そんなシューカツの実態を反映するのが「就職率」だが、これが人生に何の不安もない“官僚”の仕事だから、言ってみればテキトーな産物と言える。
8月28日の日経新聞は「新卒ニート3万人」なる見出しを掲げ、記事中には「就職率63.9%」という数字が躍った。だが同じ日経は、今年5月には「大卒就職率93.6%に改善」と、極めて高い数値を報じたのだ。いったい、どちらが本物なのか?
「前者は文科省の『学校基本調査』からはじき出したもの。後者は、文科省と厚労省が共同で行っている『内定・就職状況に関する調査』による就職率です。ざっくり言えば、両調査は時期が違うし、そもそも就職率を算出する際の分母が異なっている。どちらも現実を細かに把握しているとは言えず、両者の中間くらいというのが実態です」(就職コンサルタント)
さらに問題点を挙げると、両省の調査の依頼先だ。国立大21、公立大3、私大38(すべて校名は未公表)となっており、国立大学の数が多いのだ。

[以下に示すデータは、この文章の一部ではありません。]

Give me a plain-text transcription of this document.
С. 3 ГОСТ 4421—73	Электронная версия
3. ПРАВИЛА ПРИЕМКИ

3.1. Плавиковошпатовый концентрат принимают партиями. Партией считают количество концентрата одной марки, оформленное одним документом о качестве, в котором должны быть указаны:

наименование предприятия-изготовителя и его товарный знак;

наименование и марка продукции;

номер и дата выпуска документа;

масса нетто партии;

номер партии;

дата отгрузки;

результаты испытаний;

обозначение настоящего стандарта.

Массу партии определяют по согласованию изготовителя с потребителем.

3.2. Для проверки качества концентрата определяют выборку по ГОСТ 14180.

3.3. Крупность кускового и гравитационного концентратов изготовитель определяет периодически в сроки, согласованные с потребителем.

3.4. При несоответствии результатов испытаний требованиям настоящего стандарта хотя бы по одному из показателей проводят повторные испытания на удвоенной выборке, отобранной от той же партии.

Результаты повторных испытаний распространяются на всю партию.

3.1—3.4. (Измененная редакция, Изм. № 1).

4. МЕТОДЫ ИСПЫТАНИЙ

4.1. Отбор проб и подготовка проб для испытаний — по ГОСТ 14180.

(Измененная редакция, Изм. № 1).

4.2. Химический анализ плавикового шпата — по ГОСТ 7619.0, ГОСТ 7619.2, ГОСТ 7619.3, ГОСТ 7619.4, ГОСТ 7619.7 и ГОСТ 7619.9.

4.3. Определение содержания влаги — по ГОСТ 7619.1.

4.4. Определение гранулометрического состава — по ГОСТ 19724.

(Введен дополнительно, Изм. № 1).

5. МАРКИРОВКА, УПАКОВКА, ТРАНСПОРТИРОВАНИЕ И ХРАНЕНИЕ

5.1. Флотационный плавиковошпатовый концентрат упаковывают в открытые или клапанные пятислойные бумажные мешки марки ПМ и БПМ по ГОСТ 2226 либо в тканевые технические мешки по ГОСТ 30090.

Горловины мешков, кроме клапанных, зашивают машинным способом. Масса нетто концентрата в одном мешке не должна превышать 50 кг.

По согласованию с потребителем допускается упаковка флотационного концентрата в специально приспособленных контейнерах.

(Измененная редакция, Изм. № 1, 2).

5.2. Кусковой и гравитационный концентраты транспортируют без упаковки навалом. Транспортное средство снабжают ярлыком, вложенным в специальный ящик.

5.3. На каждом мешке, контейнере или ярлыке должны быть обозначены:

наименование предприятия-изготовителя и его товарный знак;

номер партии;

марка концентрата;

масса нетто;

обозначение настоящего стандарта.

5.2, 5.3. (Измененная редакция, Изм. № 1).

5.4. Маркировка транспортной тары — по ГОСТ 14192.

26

「全大学数に占める国立大の比率は11%にすぎないのに、調査対象校では約34%を占めており、いまだに官僚社会に根強い国立>私立指向がそのまま反映されている。私立大より就職率の高い国立大比率の高さは、そのまま全体の就職率を押し上げるということです。そして、就職率算出の分母となる『就職希望者』に細かな規定はなく、その選定は調査対象大学の担当者に“丸投げ”されているため、政府による対策を最も必要としている学生層が分母から外れて、統計上の数値から消えている可能性が高いのです」(同)
“シロアリ官僚”の作る適当な数値に、一喜一憂させられる学生はかわいそうだが、それ以上に、大学と一部企業の“イベント”と化している今の「シューカツ」が、本来の就職活動の姿だと思わされていることのほうが哀れな気もする。